Banyak yang menganggap bahwa tegaknya kembali satu sistem pemerintahan global umat Islam seperti di masa lalu itu seperti hal yang sangat tidak realistis bahkan dianggap mustahil dengan menimbang fakta yang ada sekarang ini. Padahal harapan atau keinginan pada dasarnya terbagi menjadi tiga: ada yaitu keinginan yang berupa cita-cita, ada yang utopia (khayalan), dan memang ada yang mustahil untuk diwujudkan (impossible). Dan kita harus bisa membedakan dengan jelas antara ketiganya tersebut.

Pengertian cita-cita adalah sesuatu yang secara realitas bisa untuk diraih atau diwujudkan, meski mungkin berat dan butuh perjuangan yang tidak ringan untuk mewujudkannya. Contohnya; bila ada seorang anak yang berkeinginan menjadi pilot, maka itulah cita-cita.

Sedangkan utopia (khayalan) adalah sesuatu yang sangat kecil kemungkinannya untuk diwujudkan. Contohnya; bila ada anak lumpuh lagi buta berkeinginan ingin jadi presiden atau pemimpin besar, tidak salah apabila kita katakan, “dia sedang berkhayal.”

Karena ini hampir tidak mungkin, tapi bukan berarti mustahil, karena fakta telah terjadi bahwa Ahmad Yasin, seorang yang lumpuh, pernah memimpin satu organisasi yang sangat berpengaruh dalam dunia perjuangan, dan juga sosok Gus Dur, seorang yang buta lagi lumpuh pernah jadi presiden RI.

Contoh selanjutnya misalnya, kalau ada seorang anak, yang dia berkeinginan di usia yang belum genap 40 tahun bisa menjadi wapres, maka tak keliru juga kalau kita katakan dia sedang berkhayal, kecuali…eh, skip.

Lalu yang terakhir pengertian keinginan yang bersifat impossible adalah sesuatu yang mustahil untuk terjadi. Misalnya saja, jika ada seorang nenek usia 81 tahun yang ingin kembali muda belia seperti saat masih usia 18 tahun, atau ada manusia biasa ingin menjadi malaikat yang sempurna tanpa cacat oleh dosa dan kesalahan, maka contoh-contoh ini tidak pernah terjadi dan tidak akan mungkin terjadi.

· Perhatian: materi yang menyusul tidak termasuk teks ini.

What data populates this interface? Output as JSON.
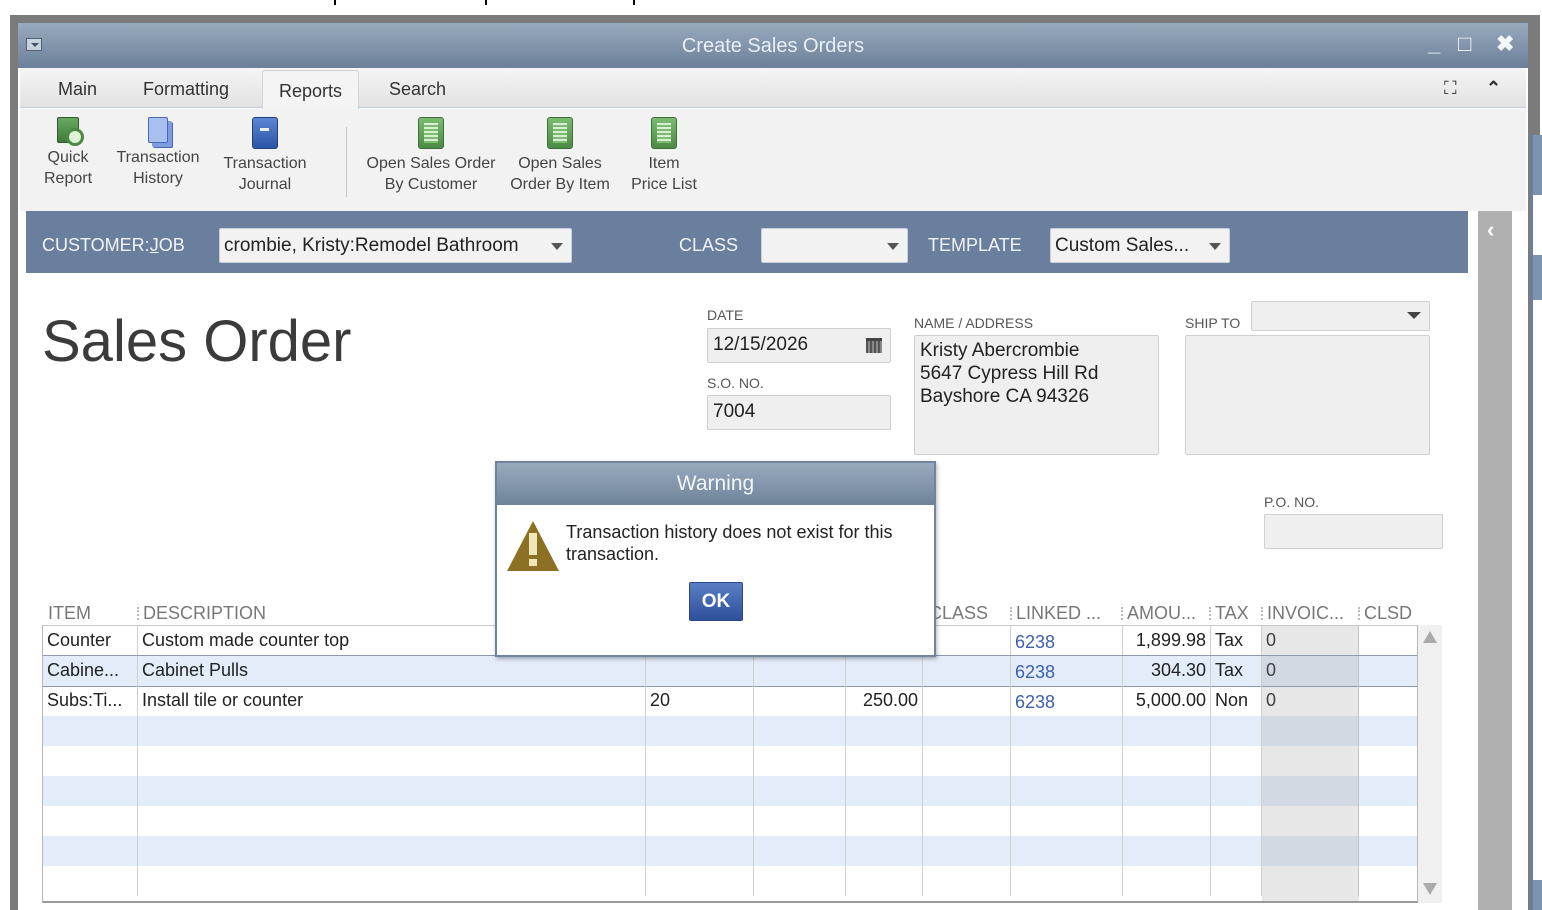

Dan karena tipisnya perbedaan antara utopia dan sesuatu yang sifatnya impossible, sering orang menyamakan antara keduanya.

Maka di sini kemudian, kita tinggal menempatkan, apakah khilafah itu sebuah cita-cita, utopia (khayalan), atau keinginan yang mustahil? Jelas bahwa ia bukan sesuatu yang mustahil (impossible), karena ia pernah terjadi dan perangkat penunjang terwujudnya kembalinya juga masih ada. Persoalannya tinggal; apakah ia cita-cita ataukah utopia.

Bila dikatakan cita-cita mungkin bukan karena – sebagaimana gambaran dari penanya – untuk menyatukan gerakan dakwah saja sangat sulit. Apalagi menyatukan masyarakat antar pulau, negara dan dunia. Mungkin dapat dikatakan terwujudnya persatuan politik umat Islam dalam satu wadah pemerintahan global belum dalam taraf cita-cita dengan melihat realitas saat ini.

Sehingga mungkin tidak sepenuhnya salah jika ada yang menuduh ia hanya semacam utopia, barulah nanti akan beralih secara drastis ataupun gradual menjadi sebuah cita-cita yang akan terwujud, bila perangkat umat berupa kualitas dan kuantitas sudah memungkinkan.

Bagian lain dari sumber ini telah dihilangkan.